Introduction
Mutual funds as
a form of investing first appeared in Europe and the United States around two
centuries ago. Europeans have been doing it since the 1800s, while Americans
have been doing it since the 1890s.
These were closed-ended funds with a fixed
number of shareholders back then. Massachusetts Investors Trust developed the
first open-ended fund in the United States in 1924, and it still operates
today.
Open-ended Vs
Close-ended Mutual Funds
The term
“Closed-Ended Company” is used to describe a closed-end fund. These
funds sell a set number of shares and are launched through an initial public
offering (IPO) (Initial Public Offering). They can be bought and sold in the
secondary market at market rates once they’ve been issued (Stock Exchange). The
stock exchange publishes the market rate every day. When a closed-end fund
begins trading, its prices are determined by supply and demand rather than NAV.
In terms of volume, these funds dominate the mutual fund market, constantly
issuing new units or redeeming issued units on demand. They have no limit on
the number of shares that can be issued; when more investors purchase the
funds, more shares are issued, also known as Unit Trusts. Unitholders can
purchase the fund’s units or redeem them on a regular basis at the current Net
Asset Value (NAV). An open-end fund, on the other hand, cannot be monitored in
the same way that stocks can because trading is not done on an open market.
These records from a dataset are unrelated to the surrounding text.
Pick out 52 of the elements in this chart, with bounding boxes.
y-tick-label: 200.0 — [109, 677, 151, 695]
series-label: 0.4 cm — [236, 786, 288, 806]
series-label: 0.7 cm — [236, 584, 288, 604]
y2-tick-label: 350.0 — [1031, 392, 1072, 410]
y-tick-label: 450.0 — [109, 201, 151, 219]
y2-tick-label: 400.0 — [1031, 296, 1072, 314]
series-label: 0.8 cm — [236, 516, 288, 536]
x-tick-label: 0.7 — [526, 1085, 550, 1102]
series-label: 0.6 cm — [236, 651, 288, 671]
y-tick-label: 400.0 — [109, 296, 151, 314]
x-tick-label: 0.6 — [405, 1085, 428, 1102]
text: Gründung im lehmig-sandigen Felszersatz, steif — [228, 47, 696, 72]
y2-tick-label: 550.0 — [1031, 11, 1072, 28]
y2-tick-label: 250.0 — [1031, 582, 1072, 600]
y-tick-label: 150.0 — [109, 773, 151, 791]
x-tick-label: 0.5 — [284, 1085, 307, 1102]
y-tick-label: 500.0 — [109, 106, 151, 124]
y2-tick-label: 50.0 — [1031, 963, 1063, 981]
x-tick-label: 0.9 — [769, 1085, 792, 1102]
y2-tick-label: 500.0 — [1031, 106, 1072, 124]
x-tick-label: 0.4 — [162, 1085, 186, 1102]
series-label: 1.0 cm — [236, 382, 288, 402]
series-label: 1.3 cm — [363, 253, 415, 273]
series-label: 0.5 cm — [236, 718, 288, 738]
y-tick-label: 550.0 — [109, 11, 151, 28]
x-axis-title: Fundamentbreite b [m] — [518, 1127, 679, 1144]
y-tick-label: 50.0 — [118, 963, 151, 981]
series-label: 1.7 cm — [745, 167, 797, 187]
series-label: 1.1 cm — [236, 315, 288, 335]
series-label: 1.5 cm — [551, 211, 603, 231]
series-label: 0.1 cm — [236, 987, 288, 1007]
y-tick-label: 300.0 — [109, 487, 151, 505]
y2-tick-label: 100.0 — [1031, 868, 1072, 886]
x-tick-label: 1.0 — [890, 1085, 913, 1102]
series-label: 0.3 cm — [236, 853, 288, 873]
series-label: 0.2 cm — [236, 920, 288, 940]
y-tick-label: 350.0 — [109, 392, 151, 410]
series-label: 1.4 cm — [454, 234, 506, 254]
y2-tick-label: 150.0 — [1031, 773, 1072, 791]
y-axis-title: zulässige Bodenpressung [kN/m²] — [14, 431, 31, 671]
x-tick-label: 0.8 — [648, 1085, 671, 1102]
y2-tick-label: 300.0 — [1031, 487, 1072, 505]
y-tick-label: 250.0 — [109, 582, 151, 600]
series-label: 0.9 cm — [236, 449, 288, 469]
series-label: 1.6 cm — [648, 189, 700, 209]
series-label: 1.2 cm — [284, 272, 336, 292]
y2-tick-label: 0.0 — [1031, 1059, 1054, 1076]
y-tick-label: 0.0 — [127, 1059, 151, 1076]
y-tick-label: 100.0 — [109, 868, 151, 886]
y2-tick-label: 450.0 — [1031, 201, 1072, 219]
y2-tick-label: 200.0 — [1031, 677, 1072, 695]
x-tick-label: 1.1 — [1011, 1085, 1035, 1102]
These units can be bought and redeemed through the Management Company, which
publishes daily offer and redemption prices.
National
Investment (Unit) Trust (NIT) is a pioneer of the Mutual Funds sector in
Pakistan, having been licensed as a non-banking finance firm by the Security
Exchange Commission of Pakistan in 1962 and issuing the first open-ended mutual
fund in the same year. Guide Mutual Fund is a mutual fund that invests in
people. Asset Management is the management of assets. In the case of an equity
fund, companies must invest at least 70% of their net assets in listed equities
assets, with the remainder in cash or near cash instruments.
The task of Mutual funds Managers
Professional managers administer these funds, which invest the
money of investors in stocks, bonds, short-term money market instruments, and
other securities. They realized capital gain/loss, dividends (on stocks), and
interest during this process (on bonds & short-term money market
instruments). These monies are returned to investors as Net Asset Value (NAV)
(NAV). The NAV, or net asset value, of a mutual fund, is computed on a daily
basis. The goal of fund performance analysis is to determine if fund managers
provide investors with good value for their money. Because investors bear
certain costs, such as the opportunity cost of a poorly diversified portfolio,
transaction costs, and management fees, fund managers must be able to
compensate for all of these expenses. The main task of fund managers is to
maximize the wealth of investors, whereas the focus of risk controllers is to
minimize risk. Both views are relevant and pertinent, therefore, mere
maximizing return is not sufficient, but we must consider the quality of return
by resolving this conflict of risk & return.
There are more than a hundred analytical methods which can
compute portfolio performance or fund manager performance and each one has its
own strengths and weaknesses; these methods have been categorized as asset
selection vs. market timing, standardized vs. individualized, absolute vs.
relative, and excess return vs. gain measure.
Suggestions to improve Mutual Funds Appraisal
In Pakistan on directives of the Securities and Exchange Commission
of Pakistan (SECP), every AMC is required to report monthly Fund Managers
Report and make it available on their website in a standardized format
prescribed by the Mutual Funds Association of Pakistan (MUFAP). Though, reporting
risk measures such as Treynor Ratio and Sortino Ratio are voluntary for AMC as
per MUFAP, however, all AMCs report their performances in Sharpe ratio. The
current study proposed that,
- Firstly, rolling returns should also be
presented along with conventional annualized / cumulative or calendar years
returns. - Secondly, Omega or Sharpe-Omega should
also be included along with Sharpe ratio for better judgment of ranking if
returns are not normally distributed as it is has been proved in this study.
This study provided room for academicians and researchers to
search what other performance measures can be taken up to calculate appropriate
ranks of these AMCs when you encounter non-normal return distribution.